A l’origine, les combats de gladiateurs étaient vraisemblablement des rituels funéraires étrusques, le sang versé étant considéré comme une offrande au disparu. Dans la Rome antique, ils ont évolué en spectacle de masse organisé par l’Etat et revêtant une signification politique, les munera. Sous l’Empire en particulier, ces combats ont été organisés avec de plus en plus de faste – avec de plus en plus de gladiateurs et avec une place de plus en plus centrale accordée au souverain.

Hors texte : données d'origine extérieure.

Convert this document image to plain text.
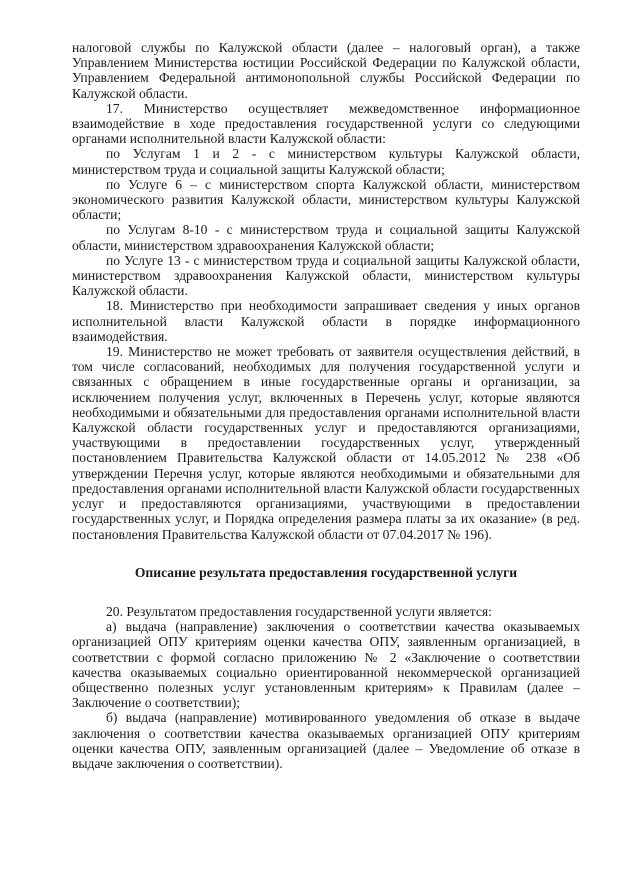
налоговой службы по Калужской области (далее – налоговый орган), а также Управлением Министерства юстиции Российской Федерации по Калужской области, Управлением Федеральной антимонопольной службы Российской Федерации по Калужской области.

17. Министерство осуществляет межведомственное информационное взаимодействие в ходе предоставления государственной услуги со следующими органами исполнительной власти Калужской области:

по Услугам 1 и 2 - с министерством культуры Калужской области, министерством труда и социальной защиты Калужской области;

по Услуге 6 – с министерством спорта Калужской области, министерством экономического развития Калужской области, министерством культуры Калужской области;

по Услугам 8-10 - с министерством труда и социальной защиты Калужской области, министерством здравоохранения Калужской области;

по Услуге 13 - с министерством труда и социальной защиты Калужской области, министерством здравоохранения Калужской области, министерством культуры Калужской области.

18. Министерство при необходимости запрашивает сведения у иных органов исполнительной власти Калужской области в порядке информационного взаимодействия.

19. Министерство не может требовать от заявителя осуществления действий, в том числе согласований, необходимых для получения государственной услуги и связанных с обращением в иные государственные органы и организации, за исключением получения услуг, включенных в Перечень услуг, которые являются необходимыми и обязательными для предоставления органами исполнительной власти Калужской области государственных услуг и предоставляются организациями, участвующими в предоставлении государственных услуг, утвержденный постановлением Правительства Калужской области от 14.05.2012 № 238 «Об утверждении Перечня услуг, которые являются необходимыми и обязательными для предоставления органами исполнительной власти Калужской области государственных услуг и предоставляются организациями, участвующими в предоставлении государственных услуг, и Порядка определения размера платы за их оказание» (в ред. постановления Правительства Калужской области от 07.04.2017 № 196).

Описание результата предоставления государственной услуги

20. Результатом предоставления государственной услуги является:

а) выдача (направление) заключения о соответствии качества оказываемых организацией ОПУ критериям оценки качества ОПУ, заявленным организацией, в соответствии с формой согласно приложению № 2 «Заключение о соответствии качества оказываемых социально ориентированной некоммерческой организацией общественно полезных услуг установленным критериям» к Правилам (далее – Заключение о соответствии);

б) выдача (направление) мотивированного уведомления об отказе в выдаче заключения о соответствии качества оказываемых организацией ОПУ критериям оценки качества ОПУ, заявленным организацией (далее – Уведомление об отказе в выдаче заключения о соответствии).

Les jeux ont ainsi acquis une dimension politique. Ils manifestaient le pouvoir de l’empereur de manière directe et visible de tous. Lorsque celui-ci décidait de la vie et de la mort d’un gladiateur vaincu dans l’arène, il faisait montre soit de clémence, la clementia, soit d’une sévérité implacable. En rendant la justice devant des dizaines de milliers de sujets, l’empereur manifestait son pouvoir directement.
Les empereurs savaient, cependant, qu’ils dépendaient de la faveur du peuple. Ils rendaient donc souvent leur verdict en s’alignant sur la volonté que le public manifestait bruyamment dans l’arène. Ce n’est d’ailleurs pas un hasard si ces spectacles étaient gratuits pour la population. Ils divertissaient les masses tout en les attachant au souverain. Les combats de gladiateurs étaient donc un cadeau politique offert au peuple par les puissants au peuple – «du pain et des jeux», selon la formule consacrée.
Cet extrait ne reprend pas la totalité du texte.